Le Forum de recherche du Département de sociologie (Faculté des sciences de la société) portera cette année sur le futur de l’action collective. Huit conférences publiques émailleront le cycle, tous les mercredis du 18 mars au 13 mai. La première soirée verra le professeur Sandro Cattacin traiter de l’utilité publique des associations sans but lucratif, ainsi que des défis que ces dernières doivent affronter pour s’adapter à l’évolution de notre société. Entretien.

Le don de soi est a priori incompatible avec l’importance croissante accordée à l’individu dans nos sociétés. D’où vient cette tendance?
Sandro Cattacin: L’individualisation est un terme utilisé pour décrire la recherche continuelle d’une identité unique. C’est une tendance très marquante apparue il y a trois cents ans, avec l’affranchissement de la religion autoritaire du haut Moyen Age et le début des Lumières. Après un retour à l’uniformisation pendant les guerres mondiales et les «Trente Glorieuses», le désir d’être reconnu en tant que personne unique, maîtresse de son destin et autodéterminée, a ressurgi à la fin des années 1960. Cependant, devenir soi-même est possible seulement si l’autre le constate. Autrement dit, l’individualisation n’est pas un processus solitaire.
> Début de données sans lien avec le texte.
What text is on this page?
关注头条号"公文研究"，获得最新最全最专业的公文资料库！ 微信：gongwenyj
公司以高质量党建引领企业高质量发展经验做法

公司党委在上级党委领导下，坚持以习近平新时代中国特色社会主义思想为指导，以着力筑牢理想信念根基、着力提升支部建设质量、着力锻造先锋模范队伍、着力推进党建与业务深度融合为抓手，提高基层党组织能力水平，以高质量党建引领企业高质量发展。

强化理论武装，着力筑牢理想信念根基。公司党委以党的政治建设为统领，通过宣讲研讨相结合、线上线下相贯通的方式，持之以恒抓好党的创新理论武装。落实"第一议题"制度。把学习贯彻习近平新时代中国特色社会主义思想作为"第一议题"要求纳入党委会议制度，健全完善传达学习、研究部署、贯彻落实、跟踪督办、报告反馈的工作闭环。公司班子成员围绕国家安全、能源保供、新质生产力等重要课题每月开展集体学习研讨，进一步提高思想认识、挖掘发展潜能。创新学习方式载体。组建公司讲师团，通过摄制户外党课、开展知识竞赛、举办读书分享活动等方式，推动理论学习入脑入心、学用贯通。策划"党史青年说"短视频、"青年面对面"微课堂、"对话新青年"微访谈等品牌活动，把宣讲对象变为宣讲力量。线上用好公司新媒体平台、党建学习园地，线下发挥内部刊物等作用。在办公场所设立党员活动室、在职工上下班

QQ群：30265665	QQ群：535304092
En quoi les associations sans but lucratif peuvent-elles aider les individus dans cette quête d’identité?
L’autoréalisation s’accomplit souvent dans un contexte privé plutôt que professionnel. L’individu se cherche et se trouve dans les activités qu’il accomplit pour lui-même, comme le bénévolat associatif.

Le choix du type de bénévolat est donc révélateur de nos désirs les plus authentiques?
Oui. D’ailleurs, les activités associatives mentionnées dans le curriculum vitæ d’un candidat ne sont pas anodines. Elles donnent en effet un très bon aperçu de la personnalité et des capacités relationnelles du postulant.

Quelle est l’utilité majeure d’une activité bénévole?
Un bon équilibre collectif et individuel. En plus d’accomplir des tâches sociales de grande importance, comme l’aide aux personnes en difficulté, le bénévolat permet aux individus de retrouver du calme, de la stabilité et de donner ainsi un sens à la vie. De grandes entreprises, comme Migros, sont conscientes de ces bénéfices. Par conséquent, elles soutiennent l’engagement bénévole et incitent même leurs employés – notamment les cadres – à s’investir dans ce type de projet pour acquérir des compétences sociales et apprendre la valeur de l’entraide, mais aussi pour se sentir mieux.

Le bénévolat rime-t-il forcément avec gratuité?
Non. En Suisse, on assiste par exemple à une économicisation du volontariat, ce qui est une nouvelle tendance. Cependant, il faut remarquer que pour beaucoup de bénévoles, l’aspect monétaire reste secondaire. Par exemple, au sein de Caritas ou de la Croix-Rouge, il n’est pas rare de voir des volontaires qui refusent le repas gratuit de fin d’année. Ils préfèrent le payer pour ne pas pénaliser les finances de l’association. De plus, beaucoup de jeunes acceptent de faire des stages sans être rémunérés, car ils sont conscients des bénéfices que cette expérience leur apportera.

Comment le bénévolat évolue-t-il dans notre société?
Aujourd’hui, les actions bénévoles sont entreprises pour des motivations individuelles, pour se réaliser soi-même. Par conséquent, les associations doivent prendre en compte les compétences et les envies des personnes qui veulent s’engager. De plus, à cause de la grande mobilité de notre société, on assiste au renforcement d’un bénévolat informel, plus personnel, spontané et peu structuré, qui peut consister à faire les courses pour une personne âgée, par exemple.

Comment les associations peuvent-elles s’adapter à la mobilité grandissante de la population?
En proposant des projets précis pendant une période limitée qui varie de quelques jours à quelques mois. Le volontariat traditionnel qui durait toute une vie et qui était à l’Eglise ou au syndicat disparaît.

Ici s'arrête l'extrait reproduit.